AKP iktidarı değindiğimiz iktisadi temeller üzerinde diktatoryal bir tarz ile demokrasinin temel gerekleri ve kurallarını dışlayarak ülkemizi bir bütün olarak yoksullaştırmış; zaten özürlü olan demokrasiyi ortadan kaldırmıştır.

Kurultayımız, ücretli mühendis, mimar ve şehir plancılarının da yoksullaşmaları, geleceksizleşmeleri ve işsiz kalmalarının asıl sorumlusunun kapitalizm olduğunu tespit eder.
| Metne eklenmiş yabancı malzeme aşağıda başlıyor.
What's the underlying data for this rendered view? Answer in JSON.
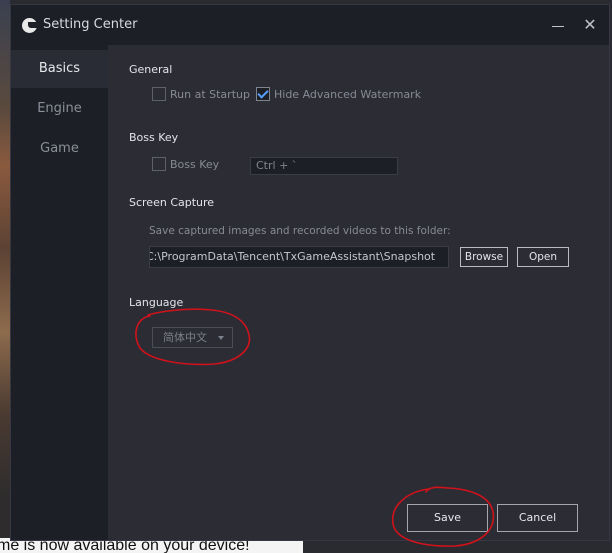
{
  "background": {
    "bottom_text": "me is now available on your device!"
  },
  "window": {
    "title": "Setting Center",
    "close_glyph": "✕"
  },
  "sidebar": {
    "items": [
      {
        "label": "Basics",
        "active": true
      },
      {
        "label": "Engine",
        "active": false
      },
      {
        "label": "Game",
        "active": false
      }
    ]
  },
  "general": {
    "title": "General",
    "run_at_startup": {
      "label": "Run at Startup",
      "checked": false
    },
    "hide_watermark": {
      "label": "Hide Advanced Watermark",
      "checked": true
    }
  },
  "boss_key": {
    "title": "Boss Key",
    "checkbox": {
      "label": "Boss Key",
      "checked": false
    },
    "shortcut_value": "Ctrl + `"
  },
  "screen_capture": {
    "title": "Screen Capture",
    "hint": "Save captured images and recorded videos to this folder:",
    "path_value": "C:\\ProgramData\\Tencent\\TxGameAssistant\\Snapshot",
    "browse_label": "Browse",
    "open_label": "Open"
  },
  "language": {
    "title": "Language",
    "selected": "简体中文"
  },
  "footer": {
    "save_label": "Save",
    "cancel_label": "Cancel"
  },
  "colors": {
    "annotation": "#d0121b",
    "checkbox_accent": "#56a1ff"
  }
}
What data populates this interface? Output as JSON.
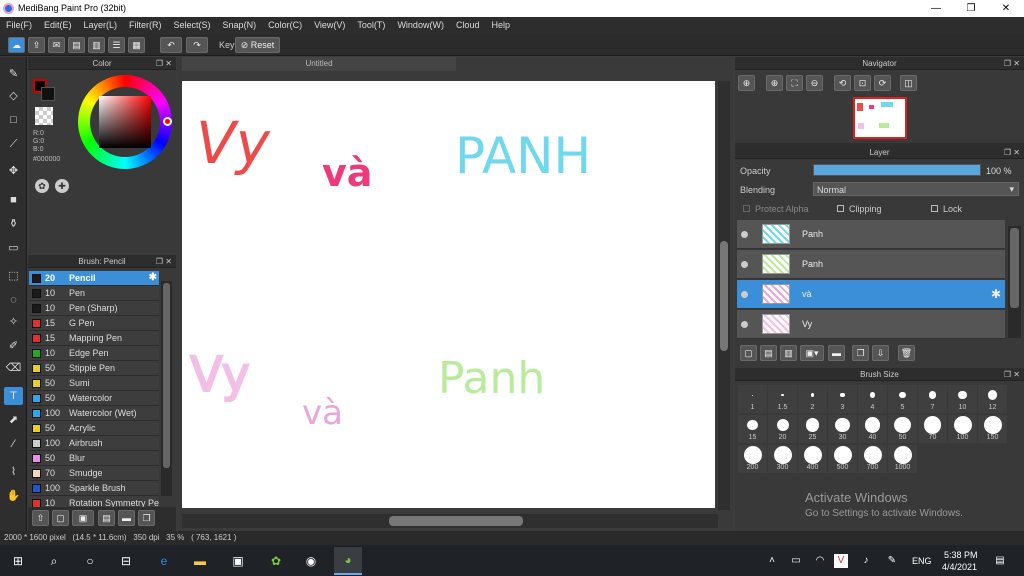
{
  "window": {
    "title": "MediBang Paint Pro (32bit)",
    "min": "—",
    "restore": "❐",
    "close": "✕"
  },
  "menu": [
    "File(F)",
    "Edit(E)",
    "Layer(L)",
    "Filter(R)",
    "Select(S)",
    "Snap(N)",
    "Color(C)",
    "View(V)",
    "Tool(T)",
    "Window(W)",
    "Cloud",
    "Help"
  ],
  "toolbar": {
    "key_label": "Key",
    "reset_label": "Reset"
  },
  "color_panel": {
    "title": "Color",
    "r": "R:0",
    "g": "G:0",
    "b": "B:0",
    "hex": "#000000",
    "accent": "#cc0000"
  },
  "brush_panel": {
    "title": "Brush: Pencil",
    "brushes": [
      {
        "size": "20",
        "name": "Pencil",
        "color": "#1a1a1a"
      },
      {
        "size": "10",
        "name": "Pen",
        "color": "#1a1a1a"
      },
      {
        "size": "10",
        "name": "Pen (Sharp)",
        "color": "#1a1a1a"
      },
      {
        "size": "15",
        "name": "G Pen",
        "color": "#e03030"
      },
      {
        "size": "15",
        "name": "Mapping Pen",
        "color": "#e03030"
      },
      {
        "size": "10",
        "name": "Edge Pen",
        "color": "#22aa22"
      },
      {
        "size": "50",
        "name": "Stipple Pen",
        "color": "#e8d020"
      },
      {
        "size": "50",
        "name": "Sumi",
        "color": "#e8d020"
      },
      {
        "size": "50",
        "name": "Watercolor",
        "color": "#2aa8e8"
      },
      {
        "size": "100",
        "name": "Watercolor (Wet)",
        "color": "#2aa8e8"
      },
      {
        "size": "50",
        "name": "Acrylic",
        "color": "#e8d020"
      },
      {
        "size": "100",
        "name": "Airbrush",
        "color": "#cccccc"
      },
      {
        "size": "50",
        "name": "Blur",
        "color": "#e890e8"
      },
      {
        "size": "70",
        "name": "Smudge",
        "color": "#f0d8b8"
      },
      {
        "size": "100",
        "name": "Sparkle Brush",
        "color": "#2255cc"
      },
      {
        "size": "10",
        "name": "Rotation Symmetry Pe",
        "color": "#e03030"
      }
    ]
  },
  "canvas": {
    "tab_title": "Untitled",
    "texts": [
      {
        "text": "Vy",
        "color": "#ee4a4a"
      },
      {
        "text": "và",
        "color": "#ee3a7a"
      },
      {
        "text": "PANH",
        "color": "#6fd8ec"
      },
      {
        "text": "Vy",
        "color": "#f2c0e6"
      },
      {
        "text": "và",
        "color": "#eaa6d8"
      },
      {
        "text": "Panh",
        "color": "#b8ec9c"
      }
    ]
  },
  "navigator": {
    "title": "Navigator"
  },
  "layer_panel": {
    "title": "Layer",
    "opacity_label": "Opacity",
    "opacity_value": "100 %",
    "opacity_fill": 1.0,
    "blending_label": "Blending",
    "blending_value": "Normal",
    "protect_alpha": "Protect Alpha",
    "clipping": "Clipping",
    "lock": "Lock",
    "layers": [
      {
        "name": "Panh",
        "selected": false
      },
      {
        "name": "Panh",
        "selected": false
      },
      {
        "name": "và",
        "selected": true
      },
      {
        "name": "Vy",
        "selected": false
      }
    ]
  },
  "brush_size_panel": {
    "title": "Brush Size",
    "sizes": [
      "1",
      "1.5",
      "2",
      "3",
      "4",
      "5",
      "7",
      "10",
      "12",
      "15",
      "20",
      "25",
      "30",
      "40",
      "50",
      "70",
      "100",
      "150",
      "200",
      "300",
      "400",
      "500",
      "700",
      "1000"
    ]
  },
  "watermark": {
    "line1": "Activate Windows",
    "line2": "Go to Settings to activate Windows."
  },
  "status": {
    "text": "2000 * 1600 pixel   (14.5 * 11.6cm)   350 dpi   35 %   ( 763, 1621 )"
  },
  "taskbar": {
    "lang": "ENG",
    "time": "5:38 PM",
    "date": "4/4/2021"
  }
}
Meslektaşlarımızın sorunlarının,  parçası oldukları işçi ve emekçi sınıfların sorunlarıyla ayrılamaz olduğunu ve çözümün de ortak olacağını vurgular.

Bu genel ortamda kurultayımız TMMOB ve bağlı Odalarının;

•·         Kapitalizme; serbestleştirme, özelleştirmeler yoluyla kamusal varlıklarımızın elden çıkarılmasına, tüm yeraltı ve yerüstü zenginliklerimizin, sosyal hizmetlerin, kentlerin ve doğal çevrenin yerli-yabancı sermayeye yeni rant alanları olarak açılmasına,

•·         Varlık nedenimiz olan ülke sanayisi ve tarımını bitiren ranta dayalı ekonomi politikalarına,

•·         Küresel sermayenin direktifleri ile çıkarılan, bankacılık, endüstri bölgeleri, serbest bölgeler, doğrudan yabancı yatırımlar, hazine arazileri, şeker, tütün, enerji, maden, kamu yönetimi vb. ülke sanayisini, tarımını, alt yapısını bitiren yıkım ve talan politikalarına,

•·         Emperyalist sömürü, savaş ve işgallere,

•·         Halklar arasında düşmanlık tohumları eken ırkçı-milliyetçi politikalara,

•·         Siyasal ve dinsel gericiliğe, dindar ve itaatkar nesiller yetiştirme hedeflerine,

•·         Gelir bölüşümündeki adaletsizliğe,

•·         Meslek uygulama alanlarımızın daraltılmasına ve işsizliğe,

kısacası mesleğimiz, halkımız ve ülkemiz aleyhine şekillenen tüm politikalara karşı emekçi halkımızın bir parçası olarak mücadelesini sürdürmeye kararlı olduğunu bir kez daha ilan eder".